Our chess board was a huge success, especially given our base hardware that we used around the lab to keep budget costs low. We used relatively tall and sensitive buttons to detect piece selections when we could use harder to press with less-travel time buttons to prevent accidental misclicks. Not only that, but we used analog muxes which are much slower at detecting push buttons than a digital mux. Despite all of these more inferior hardware, our project still worked as expected.
In future iterations of the project, we wish to explore pressure sensors for the pieces to detect movement with just a grip of the piece. Users can simply touch a piece to activate piece selection and show available moves, and when the user moves a piece and releases, the pressure sensors could detect that as a movement and update our chess game. We also wish to explore using a touch screen for our board and integrating it with any chess mat that can go on top of it if we wish to not pursue pressure sensors. Of course, we wish to use digital muxes for faster response detection.
An additional idea we wish to implement on a future iteration of our chess platform would be LEDs that could shine through chess mats to show available moves instead of just displaying it on the TFT screen. All of these additional hardware would require careful planning of wire management and space consideration to keep the chess platform compact and user-friendly.
Our current chess board is set for blitz chess, but we wish to expand this to normal chess rules which will take into account future illegal moves that will require more memory and logic. After all of these implementations, we wish to then polish the aesthetics and physical construction to keep it compact and make it tournament-travel friendly, thus potentially marketing it to avid tournament chess players.
Our project utilized a UART interface to display the list of moves a player makes, as a result our design conform to the UART communication standards and followed the same protocol format. We did not reuse code or use code in the public domain. We did, however, use libraries written by our professor Bruce Land and Tahmid Mahbub which are listed in the appendix. We did not have to take into account any legal considerations. We did, however, find other electronic chess boards, which is listed in the references below, but they are designed for single player usage and not the tournament or educational purposes that we are targeting with our project. Therefore, we believe that we shouldn’t run into any patent problems if we decide to pursue this project even further. There are patent opportunities for our project if we want to pursue it next semester as an independent project.

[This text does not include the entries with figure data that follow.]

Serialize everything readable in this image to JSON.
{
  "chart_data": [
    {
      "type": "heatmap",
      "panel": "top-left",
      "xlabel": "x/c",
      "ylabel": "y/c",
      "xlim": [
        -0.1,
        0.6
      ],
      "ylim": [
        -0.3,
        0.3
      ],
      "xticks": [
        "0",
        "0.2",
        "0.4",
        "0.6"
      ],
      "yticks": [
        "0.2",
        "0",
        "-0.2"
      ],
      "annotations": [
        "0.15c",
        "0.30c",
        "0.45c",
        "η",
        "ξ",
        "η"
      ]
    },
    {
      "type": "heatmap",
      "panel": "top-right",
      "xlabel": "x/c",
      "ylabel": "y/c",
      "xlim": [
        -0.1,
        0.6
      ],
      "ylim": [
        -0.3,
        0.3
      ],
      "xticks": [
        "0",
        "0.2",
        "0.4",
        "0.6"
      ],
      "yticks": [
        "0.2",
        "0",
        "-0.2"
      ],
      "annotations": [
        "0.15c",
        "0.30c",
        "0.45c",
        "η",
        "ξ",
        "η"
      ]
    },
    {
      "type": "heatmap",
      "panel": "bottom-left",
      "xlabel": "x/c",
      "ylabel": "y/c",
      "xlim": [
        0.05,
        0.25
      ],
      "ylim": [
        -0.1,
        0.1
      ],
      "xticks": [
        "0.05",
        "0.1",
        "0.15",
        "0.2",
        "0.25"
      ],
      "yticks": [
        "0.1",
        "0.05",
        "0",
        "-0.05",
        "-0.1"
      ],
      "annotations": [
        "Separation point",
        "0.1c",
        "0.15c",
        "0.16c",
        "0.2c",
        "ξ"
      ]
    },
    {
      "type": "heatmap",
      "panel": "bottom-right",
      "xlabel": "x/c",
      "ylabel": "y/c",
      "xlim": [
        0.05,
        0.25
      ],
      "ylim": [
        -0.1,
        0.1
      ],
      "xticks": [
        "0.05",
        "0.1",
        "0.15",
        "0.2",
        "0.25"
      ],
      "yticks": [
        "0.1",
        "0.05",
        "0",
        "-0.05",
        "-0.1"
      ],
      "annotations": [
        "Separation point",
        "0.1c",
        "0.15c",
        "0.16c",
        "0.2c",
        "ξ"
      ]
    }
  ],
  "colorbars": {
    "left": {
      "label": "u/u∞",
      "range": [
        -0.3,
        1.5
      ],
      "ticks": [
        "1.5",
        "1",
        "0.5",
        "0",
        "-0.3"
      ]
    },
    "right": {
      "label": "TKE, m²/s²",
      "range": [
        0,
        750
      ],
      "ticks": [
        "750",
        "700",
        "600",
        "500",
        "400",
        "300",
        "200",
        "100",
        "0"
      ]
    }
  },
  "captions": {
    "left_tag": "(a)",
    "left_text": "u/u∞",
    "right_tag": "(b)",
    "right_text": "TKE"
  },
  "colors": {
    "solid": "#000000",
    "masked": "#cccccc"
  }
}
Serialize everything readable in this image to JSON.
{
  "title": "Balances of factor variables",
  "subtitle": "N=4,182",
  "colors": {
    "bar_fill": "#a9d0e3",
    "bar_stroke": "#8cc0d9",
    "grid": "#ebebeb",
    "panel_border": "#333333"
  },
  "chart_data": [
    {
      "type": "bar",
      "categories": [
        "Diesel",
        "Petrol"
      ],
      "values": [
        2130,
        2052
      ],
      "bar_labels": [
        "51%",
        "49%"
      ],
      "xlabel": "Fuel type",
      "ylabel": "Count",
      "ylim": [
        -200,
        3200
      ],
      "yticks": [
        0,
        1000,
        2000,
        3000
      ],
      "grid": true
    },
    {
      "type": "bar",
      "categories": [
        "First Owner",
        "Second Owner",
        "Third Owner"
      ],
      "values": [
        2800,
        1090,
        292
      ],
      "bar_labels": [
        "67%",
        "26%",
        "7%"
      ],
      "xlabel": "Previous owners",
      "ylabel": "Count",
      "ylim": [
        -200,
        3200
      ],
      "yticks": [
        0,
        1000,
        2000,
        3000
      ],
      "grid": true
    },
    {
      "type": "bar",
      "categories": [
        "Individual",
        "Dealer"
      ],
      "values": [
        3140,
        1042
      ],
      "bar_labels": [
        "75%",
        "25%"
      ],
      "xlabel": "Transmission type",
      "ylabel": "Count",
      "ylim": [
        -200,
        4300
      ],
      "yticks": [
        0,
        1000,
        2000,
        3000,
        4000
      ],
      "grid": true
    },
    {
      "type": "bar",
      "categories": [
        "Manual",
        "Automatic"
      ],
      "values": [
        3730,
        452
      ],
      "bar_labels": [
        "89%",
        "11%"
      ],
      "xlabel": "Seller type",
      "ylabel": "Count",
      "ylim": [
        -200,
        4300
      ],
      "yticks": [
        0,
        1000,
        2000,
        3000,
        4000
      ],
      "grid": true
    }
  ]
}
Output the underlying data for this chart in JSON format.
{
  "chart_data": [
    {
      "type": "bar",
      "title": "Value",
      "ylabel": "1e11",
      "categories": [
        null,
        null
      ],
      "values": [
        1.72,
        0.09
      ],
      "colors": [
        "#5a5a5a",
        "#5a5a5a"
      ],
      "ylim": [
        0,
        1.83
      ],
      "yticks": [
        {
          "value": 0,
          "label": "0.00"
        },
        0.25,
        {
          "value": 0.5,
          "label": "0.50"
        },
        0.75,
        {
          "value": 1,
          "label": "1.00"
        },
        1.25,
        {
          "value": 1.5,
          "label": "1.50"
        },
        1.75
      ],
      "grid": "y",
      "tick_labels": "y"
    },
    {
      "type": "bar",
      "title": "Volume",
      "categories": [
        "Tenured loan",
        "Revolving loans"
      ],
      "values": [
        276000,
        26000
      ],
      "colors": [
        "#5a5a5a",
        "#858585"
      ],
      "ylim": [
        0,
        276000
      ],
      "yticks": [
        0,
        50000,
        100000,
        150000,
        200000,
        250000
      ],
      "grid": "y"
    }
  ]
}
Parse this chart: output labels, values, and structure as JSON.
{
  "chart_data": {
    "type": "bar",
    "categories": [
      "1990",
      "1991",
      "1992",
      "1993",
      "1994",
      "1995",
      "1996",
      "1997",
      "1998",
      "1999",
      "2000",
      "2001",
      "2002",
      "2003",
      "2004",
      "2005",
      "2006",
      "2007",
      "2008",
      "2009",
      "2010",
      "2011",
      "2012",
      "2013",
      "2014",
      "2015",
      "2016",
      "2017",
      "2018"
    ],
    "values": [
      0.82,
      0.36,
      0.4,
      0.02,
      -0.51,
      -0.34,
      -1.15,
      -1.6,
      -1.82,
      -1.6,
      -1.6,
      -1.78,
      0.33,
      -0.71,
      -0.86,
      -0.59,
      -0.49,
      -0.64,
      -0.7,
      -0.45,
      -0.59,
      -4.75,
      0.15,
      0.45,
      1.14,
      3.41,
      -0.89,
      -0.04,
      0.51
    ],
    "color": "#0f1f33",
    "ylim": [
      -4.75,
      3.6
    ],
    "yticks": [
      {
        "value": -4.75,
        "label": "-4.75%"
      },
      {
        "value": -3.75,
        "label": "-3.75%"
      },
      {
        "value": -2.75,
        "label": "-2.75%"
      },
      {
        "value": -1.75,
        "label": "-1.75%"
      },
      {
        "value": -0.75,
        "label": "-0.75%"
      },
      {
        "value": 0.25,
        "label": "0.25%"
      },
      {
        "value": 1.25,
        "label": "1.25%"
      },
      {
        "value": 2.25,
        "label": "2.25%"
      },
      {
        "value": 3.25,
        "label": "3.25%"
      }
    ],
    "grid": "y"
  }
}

The decisions we made and actions we took in this project were consistent with the IEEE Code of Ethics. We recognize the importance of our technologies in affecting the quality of life throughout the world and accept a personal obligation to our profession. We were responsibly in making decisions with safety. For example, we wore safety glasses when necessary and handled box cutters with care. We are honest and realistic in everything that we stated in this report. We stated the costs of the components that we used at the time of use. We were not offered and did not take any bribes. We strive to improve the understanding of technology and its potential consequences. We undertook this project knowing that we have the technical competence and that we were qualified to accomplish our goals. We are always open to accept honest criticism for our project and will promptly correct any errors when contact and made our utmost effort to properly cite the contributions of others. As good fellow citizens, we took proactive measures to avoid injuring others, their property, reputation, or employment and will vow to assist colleagues in their professional development and support them in following this code of ethics. Lastly, we treat all persons fairly without any discrimination with regards to race, religion, gender, etc.